Re: [PATCH 1/2] devcoredump: Remove devcoredump device if failing device is gone

From: Mukesh Ojha
Date: Wed Jan 31 2024 - 12:23:40 EST




On 1/29/2024 11:18 PM, Johannes Berg wrote:
On Fri, 2024-01-26 at 10:11 -0500, Rodrigo Vivi wrote:
Make dev_coredumpm a real device managed helper, that not only
frees the device after a scheduled delay (DEVCD_TIMEOUT), but
also when the failing/crashed device is gone.

The module remove for the drivers using devcoredump are currently
broken if attempted between the crash and the DEVCD_TIMEOUT, since
the symbolic sysfs link won't be deleted.

Hmm, is it a problem to remove a whole dev when it still has some link
here? Maybe we could just make the link be managed/auto-removed?

Probably regardless of that you should change the comment in
devcd_dev_release() since it's no longer a concern?

On top of that, for PCI devices, the unbind of the device will
call the pci .remove void function, that cannot fail. At that
time, our device is pretty much gone, but the read and free
functions are alive trough the devcoredump device and they
^ through, I guess

can get some NULL dereferences or use after free.

Not sure I understand this part, how's this related to PCI's .remove?

So, if the failing-device is gone let's also request for the
devcoredump-device removal using the same mod_delayed_work
as when writing anything through data. The flush cannot be
used since it is synchronous and the devcd would be surely
gone right before the mutex_unlock on the next line.

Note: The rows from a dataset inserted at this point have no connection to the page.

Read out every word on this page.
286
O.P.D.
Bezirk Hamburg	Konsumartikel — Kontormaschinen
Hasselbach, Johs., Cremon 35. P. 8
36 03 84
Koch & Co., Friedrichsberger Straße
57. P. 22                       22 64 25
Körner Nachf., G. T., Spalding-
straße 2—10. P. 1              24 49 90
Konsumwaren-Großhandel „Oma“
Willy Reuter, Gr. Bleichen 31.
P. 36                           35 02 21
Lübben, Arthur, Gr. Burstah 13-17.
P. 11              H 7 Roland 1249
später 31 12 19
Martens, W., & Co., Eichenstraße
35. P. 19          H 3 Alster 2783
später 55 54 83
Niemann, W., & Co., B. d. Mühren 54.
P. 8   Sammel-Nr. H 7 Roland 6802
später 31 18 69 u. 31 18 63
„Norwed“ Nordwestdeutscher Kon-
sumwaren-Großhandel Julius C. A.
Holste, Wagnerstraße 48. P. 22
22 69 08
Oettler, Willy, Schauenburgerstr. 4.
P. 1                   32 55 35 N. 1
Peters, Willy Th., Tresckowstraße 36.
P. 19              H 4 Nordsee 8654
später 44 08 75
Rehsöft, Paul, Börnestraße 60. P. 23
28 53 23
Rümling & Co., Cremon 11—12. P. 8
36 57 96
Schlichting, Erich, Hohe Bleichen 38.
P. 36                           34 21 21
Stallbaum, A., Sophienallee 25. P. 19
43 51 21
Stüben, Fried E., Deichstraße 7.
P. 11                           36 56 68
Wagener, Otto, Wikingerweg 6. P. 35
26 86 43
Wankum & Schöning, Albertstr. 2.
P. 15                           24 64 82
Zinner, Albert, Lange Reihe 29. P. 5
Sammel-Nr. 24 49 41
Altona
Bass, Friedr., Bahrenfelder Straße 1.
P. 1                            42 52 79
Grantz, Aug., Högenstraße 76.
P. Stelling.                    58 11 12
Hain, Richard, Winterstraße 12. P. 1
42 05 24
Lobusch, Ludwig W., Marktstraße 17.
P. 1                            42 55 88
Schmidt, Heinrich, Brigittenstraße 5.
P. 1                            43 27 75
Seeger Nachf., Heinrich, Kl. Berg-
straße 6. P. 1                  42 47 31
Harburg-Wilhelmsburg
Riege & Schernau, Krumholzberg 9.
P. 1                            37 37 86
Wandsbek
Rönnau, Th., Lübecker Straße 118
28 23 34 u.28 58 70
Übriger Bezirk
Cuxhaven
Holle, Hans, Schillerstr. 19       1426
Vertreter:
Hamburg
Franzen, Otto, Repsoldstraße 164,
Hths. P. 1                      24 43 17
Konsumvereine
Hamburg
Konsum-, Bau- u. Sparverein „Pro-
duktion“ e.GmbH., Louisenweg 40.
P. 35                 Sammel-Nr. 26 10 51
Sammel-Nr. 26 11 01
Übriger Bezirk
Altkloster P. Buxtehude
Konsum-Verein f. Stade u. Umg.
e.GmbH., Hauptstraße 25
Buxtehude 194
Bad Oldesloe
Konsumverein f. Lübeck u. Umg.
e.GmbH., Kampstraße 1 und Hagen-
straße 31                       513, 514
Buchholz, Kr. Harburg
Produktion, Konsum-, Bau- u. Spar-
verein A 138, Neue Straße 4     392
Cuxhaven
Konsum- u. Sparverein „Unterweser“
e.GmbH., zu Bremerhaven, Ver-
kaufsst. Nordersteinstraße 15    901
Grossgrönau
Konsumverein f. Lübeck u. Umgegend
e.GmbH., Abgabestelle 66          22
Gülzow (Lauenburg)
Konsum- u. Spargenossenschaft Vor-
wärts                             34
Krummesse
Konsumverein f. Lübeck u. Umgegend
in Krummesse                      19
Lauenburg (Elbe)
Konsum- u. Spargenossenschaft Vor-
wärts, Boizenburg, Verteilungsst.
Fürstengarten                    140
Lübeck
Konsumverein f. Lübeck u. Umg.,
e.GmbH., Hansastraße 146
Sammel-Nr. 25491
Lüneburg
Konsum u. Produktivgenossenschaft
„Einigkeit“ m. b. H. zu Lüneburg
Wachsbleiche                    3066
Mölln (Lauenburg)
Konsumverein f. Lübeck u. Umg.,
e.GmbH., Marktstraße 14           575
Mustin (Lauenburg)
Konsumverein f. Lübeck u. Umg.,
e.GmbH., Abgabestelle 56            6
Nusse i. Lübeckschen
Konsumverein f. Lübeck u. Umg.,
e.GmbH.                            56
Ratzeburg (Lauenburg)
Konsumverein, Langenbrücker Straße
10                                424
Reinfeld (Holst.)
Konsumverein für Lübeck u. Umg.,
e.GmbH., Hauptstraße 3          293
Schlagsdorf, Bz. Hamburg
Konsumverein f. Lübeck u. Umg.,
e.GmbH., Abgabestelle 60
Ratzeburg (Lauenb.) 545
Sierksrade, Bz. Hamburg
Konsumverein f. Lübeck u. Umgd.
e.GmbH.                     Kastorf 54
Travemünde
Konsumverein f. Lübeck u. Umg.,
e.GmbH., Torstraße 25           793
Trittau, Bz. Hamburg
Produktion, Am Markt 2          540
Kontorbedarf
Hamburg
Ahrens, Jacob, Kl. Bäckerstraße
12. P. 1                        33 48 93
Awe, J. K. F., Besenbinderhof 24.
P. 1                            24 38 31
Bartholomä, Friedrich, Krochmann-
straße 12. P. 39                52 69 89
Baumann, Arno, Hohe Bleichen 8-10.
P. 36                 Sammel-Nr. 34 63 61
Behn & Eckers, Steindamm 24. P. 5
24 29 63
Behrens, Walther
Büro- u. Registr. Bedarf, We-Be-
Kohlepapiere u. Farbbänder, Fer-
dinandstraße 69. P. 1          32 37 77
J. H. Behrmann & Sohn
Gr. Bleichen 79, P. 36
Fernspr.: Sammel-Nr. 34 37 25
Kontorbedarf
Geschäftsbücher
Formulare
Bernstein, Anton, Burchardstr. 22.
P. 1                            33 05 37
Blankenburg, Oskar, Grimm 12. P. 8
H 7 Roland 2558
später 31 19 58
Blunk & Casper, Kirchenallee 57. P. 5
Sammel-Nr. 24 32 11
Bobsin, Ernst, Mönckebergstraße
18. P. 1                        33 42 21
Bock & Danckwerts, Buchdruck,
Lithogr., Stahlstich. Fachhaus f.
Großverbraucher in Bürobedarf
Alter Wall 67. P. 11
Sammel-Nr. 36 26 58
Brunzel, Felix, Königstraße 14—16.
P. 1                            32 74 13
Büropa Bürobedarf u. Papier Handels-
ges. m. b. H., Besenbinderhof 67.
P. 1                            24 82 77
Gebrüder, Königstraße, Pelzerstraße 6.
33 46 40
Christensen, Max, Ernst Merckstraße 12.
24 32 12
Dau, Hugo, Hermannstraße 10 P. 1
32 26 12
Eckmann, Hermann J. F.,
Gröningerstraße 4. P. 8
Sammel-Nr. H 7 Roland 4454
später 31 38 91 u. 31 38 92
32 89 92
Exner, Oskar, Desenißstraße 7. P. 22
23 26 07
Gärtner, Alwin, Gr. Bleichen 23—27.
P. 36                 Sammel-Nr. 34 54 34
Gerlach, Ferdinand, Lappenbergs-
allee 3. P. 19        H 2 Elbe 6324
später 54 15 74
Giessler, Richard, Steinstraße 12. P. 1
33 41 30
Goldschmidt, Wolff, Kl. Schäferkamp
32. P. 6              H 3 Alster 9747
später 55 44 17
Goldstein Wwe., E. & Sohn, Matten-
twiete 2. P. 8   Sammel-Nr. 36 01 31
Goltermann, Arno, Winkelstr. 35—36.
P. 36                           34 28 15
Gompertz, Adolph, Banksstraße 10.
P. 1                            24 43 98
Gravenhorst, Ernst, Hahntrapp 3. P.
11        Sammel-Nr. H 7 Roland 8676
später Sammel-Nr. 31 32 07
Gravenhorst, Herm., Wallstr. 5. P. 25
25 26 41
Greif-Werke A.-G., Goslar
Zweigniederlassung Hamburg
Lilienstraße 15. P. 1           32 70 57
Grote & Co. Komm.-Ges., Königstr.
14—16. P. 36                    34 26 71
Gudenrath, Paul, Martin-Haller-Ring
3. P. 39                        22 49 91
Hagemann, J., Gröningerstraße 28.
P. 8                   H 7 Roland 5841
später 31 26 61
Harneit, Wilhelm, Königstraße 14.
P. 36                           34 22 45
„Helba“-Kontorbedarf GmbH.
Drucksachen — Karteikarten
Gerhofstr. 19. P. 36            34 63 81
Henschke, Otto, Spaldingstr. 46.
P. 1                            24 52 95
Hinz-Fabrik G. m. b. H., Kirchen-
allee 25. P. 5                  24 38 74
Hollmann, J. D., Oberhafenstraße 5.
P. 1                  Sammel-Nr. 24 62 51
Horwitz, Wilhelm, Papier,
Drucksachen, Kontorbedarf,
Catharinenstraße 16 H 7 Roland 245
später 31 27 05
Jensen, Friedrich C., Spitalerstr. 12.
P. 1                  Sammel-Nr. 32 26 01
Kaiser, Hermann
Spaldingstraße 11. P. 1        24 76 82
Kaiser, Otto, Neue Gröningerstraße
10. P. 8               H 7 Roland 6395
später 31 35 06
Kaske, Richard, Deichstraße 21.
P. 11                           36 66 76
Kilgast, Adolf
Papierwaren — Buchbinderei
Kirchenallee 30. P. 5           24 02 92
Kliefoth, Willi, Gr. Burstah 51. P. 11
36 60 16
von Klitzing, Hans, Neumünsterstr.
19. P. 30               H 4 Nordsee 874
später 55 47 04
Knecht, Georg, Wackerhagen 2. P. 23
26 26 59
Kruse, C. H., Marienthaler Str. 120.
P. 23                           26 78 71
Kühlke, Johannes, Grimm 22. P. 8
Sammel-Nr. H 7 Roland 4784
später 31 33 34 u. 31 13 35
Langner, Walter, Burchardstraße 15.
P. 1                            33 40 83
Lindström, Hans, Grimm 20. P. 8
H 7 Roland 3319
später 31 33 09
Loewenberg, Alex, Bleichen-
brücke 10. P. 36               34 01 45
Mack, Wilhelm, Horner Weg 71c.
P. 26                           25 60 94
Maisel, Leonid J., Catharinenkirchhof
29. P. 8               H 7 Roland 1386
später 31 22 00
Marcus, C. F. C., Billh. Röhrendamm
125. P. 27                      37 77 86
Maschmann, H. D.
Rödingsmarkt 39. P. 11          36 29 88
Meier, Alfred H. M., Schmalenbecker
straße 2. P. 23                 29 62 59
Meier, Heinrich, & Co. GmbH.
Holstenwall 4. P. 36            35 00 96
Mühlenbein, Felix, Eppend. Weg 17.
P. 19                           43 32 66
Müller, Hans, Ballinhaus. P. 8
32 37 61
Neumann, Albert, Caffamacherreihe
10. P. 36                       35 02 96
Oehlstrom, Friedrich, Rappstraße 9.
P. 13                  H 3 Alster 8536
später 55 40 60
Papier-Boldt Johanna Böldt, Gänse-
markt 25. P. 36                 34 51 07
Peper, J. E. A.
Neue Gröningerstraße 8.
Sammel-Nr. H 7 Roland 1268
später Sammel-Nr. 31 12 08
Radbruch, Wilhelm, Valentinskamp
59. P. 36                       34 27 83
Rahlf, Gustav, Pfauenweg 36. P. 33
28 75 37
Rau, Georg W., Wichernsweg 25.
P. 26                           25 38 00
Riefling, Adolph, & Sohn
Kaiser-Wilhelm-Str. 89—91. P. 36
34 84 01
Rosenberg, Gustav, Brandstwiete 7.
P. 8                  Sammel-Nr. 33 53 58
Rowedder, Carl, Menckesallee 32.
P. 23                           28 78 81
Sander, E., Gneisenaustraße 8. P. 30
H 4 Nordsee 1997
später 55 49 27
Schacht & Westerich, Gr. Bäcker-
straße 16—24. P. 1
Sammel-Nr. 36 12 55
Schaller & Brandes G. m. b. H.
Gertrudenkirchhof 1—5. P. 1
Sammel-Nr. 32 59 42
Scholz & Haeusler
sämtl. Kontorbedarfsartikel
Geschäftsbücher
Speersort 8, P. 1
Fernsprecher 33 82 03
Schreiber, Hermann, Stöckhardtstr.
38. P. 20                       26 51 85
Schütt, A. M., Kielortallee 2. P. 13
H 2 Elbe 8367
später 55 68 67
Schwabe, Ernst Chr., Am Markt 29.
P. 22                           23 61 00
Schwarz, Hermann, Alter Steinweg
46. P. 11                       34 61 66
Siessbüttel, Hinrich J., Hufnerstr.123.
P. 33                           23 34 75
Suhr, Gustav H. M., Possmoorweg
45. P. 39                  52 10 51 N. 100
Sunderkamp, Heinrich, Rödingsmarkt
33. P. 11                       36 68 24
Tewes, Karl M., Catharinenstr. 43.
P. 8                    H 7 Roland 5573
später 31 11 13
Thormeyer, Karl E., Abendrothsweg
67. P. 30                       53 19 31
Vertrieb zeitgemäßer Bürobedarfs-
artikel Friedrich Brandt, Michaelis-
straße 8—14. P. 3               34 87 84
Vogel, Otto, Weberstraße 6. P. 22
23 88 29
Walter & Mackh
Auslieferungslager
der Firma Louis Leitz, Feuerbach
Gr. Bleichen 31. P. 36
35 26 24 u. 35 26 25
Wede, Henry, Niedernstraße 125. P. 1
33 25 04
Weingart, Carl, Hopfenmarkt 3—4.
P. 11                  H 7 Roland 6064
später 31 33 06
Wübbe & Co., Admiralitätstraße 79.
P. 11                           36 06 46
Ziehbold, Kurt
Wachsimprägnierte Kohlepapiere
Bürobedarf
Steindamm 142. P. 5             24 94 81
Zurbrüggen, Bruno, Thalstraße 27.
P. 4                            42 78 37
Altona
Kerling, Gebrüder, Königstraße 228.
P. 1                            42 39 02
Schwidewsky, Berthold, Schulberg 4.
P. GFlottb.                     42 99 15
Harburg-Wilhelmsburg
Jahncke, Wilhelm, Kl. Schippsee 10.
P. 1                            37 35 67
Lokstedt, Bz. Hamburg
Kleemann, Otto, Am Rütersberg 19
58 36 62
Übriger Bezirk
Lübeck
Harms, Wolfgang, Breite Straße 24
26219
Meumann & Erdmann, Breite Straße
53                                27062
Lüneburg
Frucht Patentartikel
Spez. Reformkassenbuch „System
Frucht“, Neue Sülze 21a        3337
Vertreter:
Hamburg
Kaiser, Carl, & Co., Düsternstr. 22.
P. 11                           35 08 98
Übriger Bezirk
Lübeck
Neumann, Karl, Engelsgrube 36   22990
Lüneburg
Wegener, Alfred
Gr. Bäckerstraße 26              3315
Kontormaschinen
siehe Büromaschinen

Can we just decouple it instead and remove the symlink? Which is kind of
what the comment in devcd_dev_release() says but at the time I wasn't
aware of all the devm mechanics etc.

Are we going to do this ?

-Mukesh


I'm thinking this might be annoying in certain recovery cases, e.g.
iwlwifi uses this but may sometimes unbind/rebind itself to recover from
certain errors, and that'd make the FW dumps disappear.

johannes